La partie civile réclame donc à Miguel Angel Devesa Mera la somme de 60 milliards de francs CFA (quelque 90 millions d’euros), et le paiement « solidaire » de 10 milliards de francs CFA (environ 15 millions d’euros) à quatre de ses bras droits – Gustavo Alberto Valencia Sepulveda, Aitor Picabea, Jose Maria Cadabal Muniz et Perez Garcia Helbert – et sa société écran, Kibor Africa.

Parmi les dix-neuf accusés en jugement, seul l’ancien commandant de la section de lutte antidrogue de San Pedro, Lamand Bakayoko, devrait pouvoir être disculpé, Miguel Angel Devesa Mera l’ayant blanchi dans sa déposition et le parquet ayant demandé sa relaxe.
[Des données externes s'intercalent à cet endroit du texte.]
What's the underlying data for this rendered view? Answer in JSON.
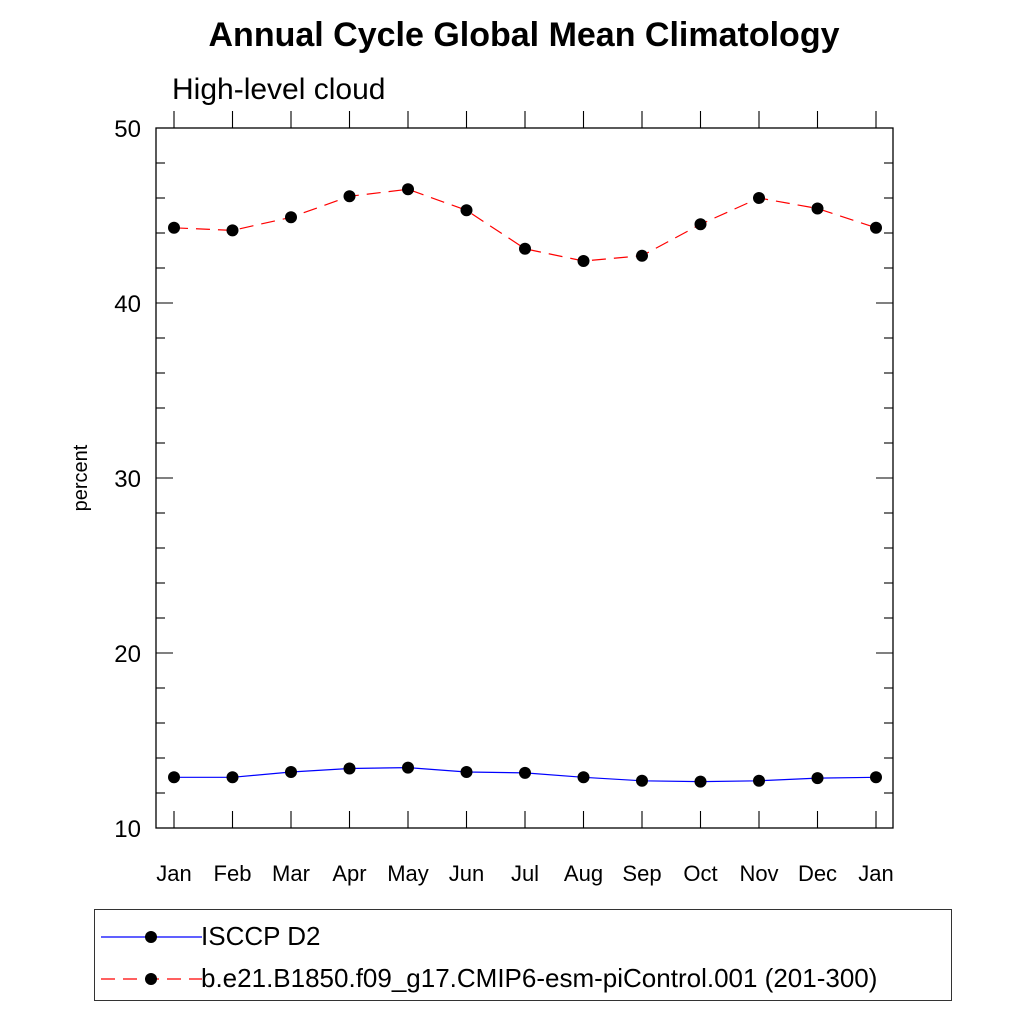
{
  "chart_data": {
    "type": "line",
    "title": "Annual Cycle Global Mean Climatology",
    "subtitle": "High-level cloud",
    "ylabel": "percent",
    "xlabel": "",
    "ylim": [
      10,
      50
    ],
    "yticks": [
      10,
      20,
      30,
      40,
      50
    ],
    "categories": [
      "Jan",
      "Feb",
      "Mar",
      "Apr",
      "May",
      "Jun",
      "Jul",
      "Aug",
      "Sep",
      "Oct",
      "Nov",
      "Dec",
      "Jan"
    ],
    "grid": false,
    "legend_position": "bottom",
    "series": [
      {
        "name": "ISCCP D2",
        "color": "#0000ff",
        "line_style": "solid",
        "marker": "filled-circle",
        "values": [
          12.9,
          12.9,
          13.2,
          13.4,
          13.45,
          13.2,
          13.15,
          12.9,
          12.7,
          12.65,
          12.7,
          12.85,
          12.9
        ]
      },
      {
        "name": "b.e21.B1850.f09_g17.CMIP6-esm-piControl.001 (201-300)",
        "color": "#ff0000",
        "line_style": "dashed",
        "marker": "filled-circle",
        "values": [
          44.3,
          44.15,
          44.9,
          46.1,
          46.5,
          45.3,
          43.1,
          42.4,
          42.7,
          44.5,
          46.0,
          45.4,
          44.3
        ]
      }
    ]
  }
}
Tous les autres ont été déclarés coupable par le parquet. Les charges de trafic international de drogue et d’association de malfaiteurs sont retenues pour quatorze d’entre eux.

Les biens des coupables saisis au profit de l’Etat

Curieusement, le ministère public a requis la même peine pour treize prévenus : dix ans de prison ferme et 100 millions de francs CFA d’amende (quelque 150 000 euros). Le cerveau présumé du réseau, Miguel Angel Devesa Mera, qui a reconnu toutes les charges qui lui étaient imputées, et son bras droit Gustavo Alberto Valencia Sepulveda, que le parquet juge coupable de « coups et blessures volontaires », se voient donc exposés à la même sentence que le cuisinier de Pasta e Pizza, contre lequel aucun fait compromettant n’a été établi.
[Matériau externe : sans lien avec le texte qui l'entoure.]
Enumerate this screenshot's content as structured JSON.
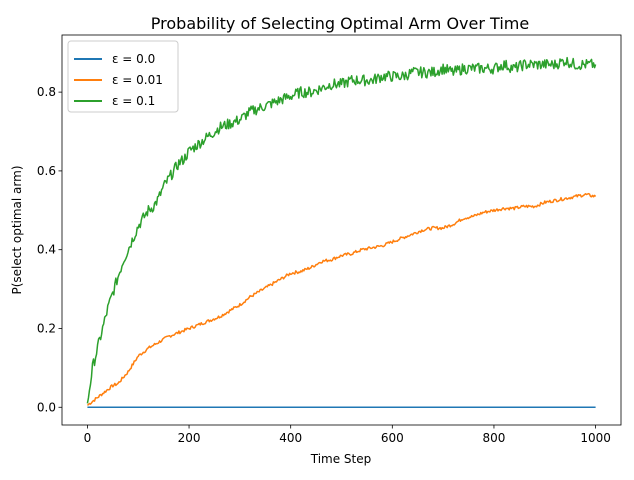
{
  "chart_data": {
    "type": "line",
    "title": "Probability of Selecting Optimal Arm Over Time",
    "xlabel": "Time Step",
    "ylabel": "P(select optimal arm)",
    "xlim": [
      -50,
      1050
    ],
    "ylim": [
      -0.045,
      0.945
    ],
    "xticks": [
      0,
      200,
      400,
      600,
      800,
      1000
    ],
    "yticks": [
      0.0,
      0.2,
      0.4,
      0.6,
      0.8
    ],
    "xtick_labels": [
      "0",
      "200",
      "400",
      "600",
      "800",
      "1000"
    ],
    "ytick_labels": [
      "0.0",
      "0.2",
      "0.4",
      "0.6",
      "0.8"
    ],
    "grid": false,
    "legend_position": "top-left",
    "series": [
      {
        "name": "ε = 0.0",
        "color": "#1f77b4",
        "x": [
          0,
          1000
        ],
        "values": [
          0.0,
          0.0
        ]
      },
      {
        "name": "ε = 0.01",
        "color": "#ff7f0e",
        "x": [
          0,
          10,
          20,
          30,
          40,
          50,
          60,
          70,
          80,
          90,
          100,
          120,
          140,
          160,
          180,
          200,
          220,
          240,
          260,
          280,
          300,
          320,
          340,
          360,
          380,
          400,
          420,
          440,
          460,
          480,
          500,
          520,
          540,
          560,
          580,
          600,
          620,
          640,
          660,
          680,
          700,
          720,
          740,
          760,
          780,
          800,
          820,
          840,
          860,
          880,
          900,
          920,
          940,
          960,
          980,
          1000
        ],
        "values": [
          0.005,
          0.015,
          0.025,
          0.035,
          0.045,
          0.055,
          0.06,
          0.075,
          0.09,
          0.11,
          0.13,
          0.15,
          0.165,
          0.18,
          0.19,
          0.2,
          0.21,
          0.22,
          0.23,
          0.245,
          0.26,
          0.28,
          0.295,
          0.31,
          0.325,
          0.34,
          0.345,
          0.355,
          0.37,
          0.375,
          0.385,
          0.39,
          0.4,
          0.405,
          0.41,
          0.42,
          0.43,
          0.44,
          0.45,
          0.455,
          0.455,
          0.465,
          0.48,
          0.485,
          0.495,
          0.5,
          0.505,
          0.505,
          0.51,
          0.51,
          0.52,
          0.525,
          0.53,
          0.535,
          0.54,
          0.535
        ]
      },
      {
        "name": "ε = 0.1",
        "color": "#2ca02c",
        "x": [
          0,
          10,
          20,
          30,
          40,
          50,
          60,
          70,
          80,
          90,
          100,
          110,
          120,
          130,
          140,
          150,
          160,
          170,
          180,
          190,
          200,
          220,
          240,
          260,
          280,
          300,
          320,
          340,
          360,
          380,
          400,
          420,
          440,
          460,
          480,
          500,
          520,
          540,
          560,
          580,
          600,
          620,
          640,
          660,
          680,
          700,
          720,
          740,
          760,
          780,
          800,
          820,
          840,
          860,
          880,
          900,
          920,
          940,
          960,
          980,
          1000
        ],
        "values": [
          0.01,
          0.1,
          0.15,
          0.2,
          0.25,
          0.29,
          0.33,
          0.37,
          0.4,
          0.43,
          0.46,
          0.48,
          0.5,
          0.51,
          0.53,
          0.56,
          0.58,
          0.6,
          0.62,
          0.63,
          0.65,
          0.67,
          0.69,
          0.71,
          0.72,
          0.73,
          0.75,
          0.76,
          0.77,
          0.78,
          0.79,
          0.8,
          0.8,
          0.81,
          0.82,
          0.82,
          0.83,
          0.83,
          0.83,
          0.84,
          0.84,
          0.84,
          0.85,
          0.85,
          0.85,
          0.86,
          0.85,
          0.86,
          0.86,
          0.86,
          0.86,
          0.87,
          0.86,
          0.87,
          0.87,
          0.87,
          0.87,
          0.88,
          0.87,
          0.87,
          0.87
        ]
      }
    ]
  }
}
Pour les autres, les sentences devraient être plus légères. Le parquet a requis cinq ans de prison ferme et 50 millions de francs CFA d’amende (environ 76 millions d’euros) pour Marcelle Akpoué, l’une des associées de Kibor Africa, et trente-six mois de prison ferme et 10 millions de francs CFA d’amende (quelque 15 000 euros) pour Yannick Agrey Dago, directeur régional de la Compagnie ivoirienne d’électricité, qui aurait aidé Miguel Angel Devesa Mera à se procurer une maison à San Pedro. Dans les deux cas, le ministère public a retenu la charge de complicité de trafic de drogue.

Quant aux hommes d’affaires qui comparaissaient pour fraude fiscale, le parquet a requis contre eux vingt-quatre mois de prison ferme et 30 millions de francs CFA d’amende (environ 45 000 euros), auxquels s’ajoutent 30 millions de francs CFA d’amende supplémentaire pour les sociétés. Tous les biens des coupables de trafic de drogue, a conclu la procureure de la République, devront être saisis au profit de l’Etat de Côte d’Ivoire.